One can have regeneration treatments that leave people looking years younger on Triton. (Image: Yuliya Loginova/Shutterstock)

So the reader has those expectations, but now they have a different expectation too. At any moment, we might move out of the narrative proper and into a theatrical fugue. All notions of reality—and of course, we’ve already agreed to participate in the reality of a science fictional utopia—but all notions of reality are up for grabs.

The question that follows is: Is Triton a utopia? A dystopia? Would one want to live somewhere that offered such easy changes to major categories of gender identity? And even regeneration treatments that leave people looking years younger. Or racial reassignment treatments. Do you think that faced with the option of choosing their own race, gender, and apparent age, most people would choose a change? Or would that option make people more committed to the identity they were born with?

Utopia in the Postmodern World

Here’s personal liberty—the great casualty of the early 20th century dystopias—being taken to an extreme most of us would never even have imagined. Shouldn’t that feel more utopic than Triton feels?

In a word, no. The reason being that what Delany is showing us with his ambiguous heterotopia is that a perfect place is impossible. It was probably always impossible, given the paradox inherent in the word utopia. But it’s definitely impossible in a postmodern world.

The Metanarrative of Utopia

It resonates with what cultural theorist Jean-Francois Lyotard says about postmodernism, “Simplifying to the extreme, I define postmodernism as an incredulity toward metanarrative.”

The metanarrative of utopia is that of progress. It’s the idea that through analysis and activism, we can imagine and perhaps one day create a better world. To this, clearly, Delany says no. In the permissive landscape of Triton, with the always ambiguous character of Bron Helstrom, Delany says no with incredulity.

Learn more about postmodernism, the current literary age.

Michel Foucault and Samuel Delany

And yet, Delany presents a world in which extreme liberty does not equate to utopia. But it doesn’t equate to dystopia either. What he gives the readers is what he embodies from Michel Foucault and Foucault’s discussion of heterotopia. It is the notion that although the other place is more achievable—or at least more imaginable—than the perfect place, that’s still a conversation worth having.

In Trouble on Triton, there’s no earnest hope for utopia. But there is a strong commitment to taking a wild, metalogical, postmodern ride through the complex corridors of utopian thought.

Common Questions about Samuel Delany’s Trouble on Triton : An Ambiguous Heterotopia

Q: Who is Bron Helstrom in Samuel Delany’s novel Trouble on Triton?

Bron Helstrom is the protagonist of Samuel Delany’s novel Trouble on Triton. Bron is a Martian who emigrated to Triton several years ago. He’s a tall, good-looking, 37-year-old blond guy who lives in a men’s co-op and works as a metalogician.

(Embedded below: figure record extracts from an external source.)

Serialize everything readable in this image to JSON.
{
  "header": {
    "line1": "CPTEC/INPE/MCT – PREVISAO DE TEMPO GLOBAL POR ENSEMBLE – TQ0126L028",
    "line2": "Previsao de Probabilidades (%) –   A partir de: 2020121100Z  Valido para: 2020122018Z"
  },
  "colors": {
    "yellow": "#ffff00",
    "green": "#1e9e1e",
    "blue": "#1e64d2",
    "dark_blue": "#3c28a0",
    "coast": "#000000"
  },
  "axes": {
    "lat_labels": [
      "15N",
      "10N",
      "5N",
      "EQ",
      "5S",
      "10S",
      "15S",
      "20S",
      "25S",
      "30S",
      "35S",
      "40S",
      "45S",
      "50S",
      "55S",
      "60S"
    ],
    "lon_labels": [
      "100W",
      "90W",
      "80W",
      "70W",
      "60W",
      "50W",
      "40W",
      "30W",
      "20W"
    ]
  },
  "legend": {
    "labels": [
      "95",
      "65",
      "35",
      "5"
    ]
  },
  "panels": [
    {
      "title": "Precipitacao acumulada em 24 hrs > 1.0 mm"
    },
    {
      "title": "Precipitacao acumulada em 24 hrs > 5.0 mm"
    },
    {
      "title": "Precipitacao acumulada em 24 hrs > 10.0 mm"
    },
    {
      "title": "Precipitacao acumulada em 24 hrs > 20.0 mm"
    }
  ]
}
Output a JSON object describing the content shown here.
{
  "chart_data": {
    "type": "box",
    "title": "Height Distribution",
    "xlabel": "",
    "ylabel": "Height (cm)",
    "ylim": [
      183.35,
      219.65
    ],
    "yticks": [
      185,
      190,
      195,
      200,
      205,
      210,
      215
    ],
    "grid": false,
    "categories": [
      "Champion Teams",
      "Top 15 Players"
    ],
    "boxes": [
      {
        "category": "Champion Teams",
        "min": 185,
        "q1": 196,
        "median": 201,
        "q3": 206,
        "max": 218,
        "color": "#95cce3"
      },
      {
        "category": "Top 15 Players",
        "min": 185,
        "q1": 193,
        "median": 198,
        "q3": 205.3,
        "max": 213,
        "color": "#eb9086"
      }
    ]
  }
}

Q: What were Jean-Francois Lyotard’s views on postmodernism?

Jean-Francois Lyotard said about postmodernism, “Simplifying to the extreme, I define postmodernism as an incredulity toward metanarrative.”

Q: In the novel Trouble on Triton, what does Bron Helstrom ask the technician at the sex clinic to do?

Bron Helstrom, in the novel Trouble on Triton, asks the technician at the sex clinic to not just change his body from male to female. He also wants to change his sexual preference from female to male.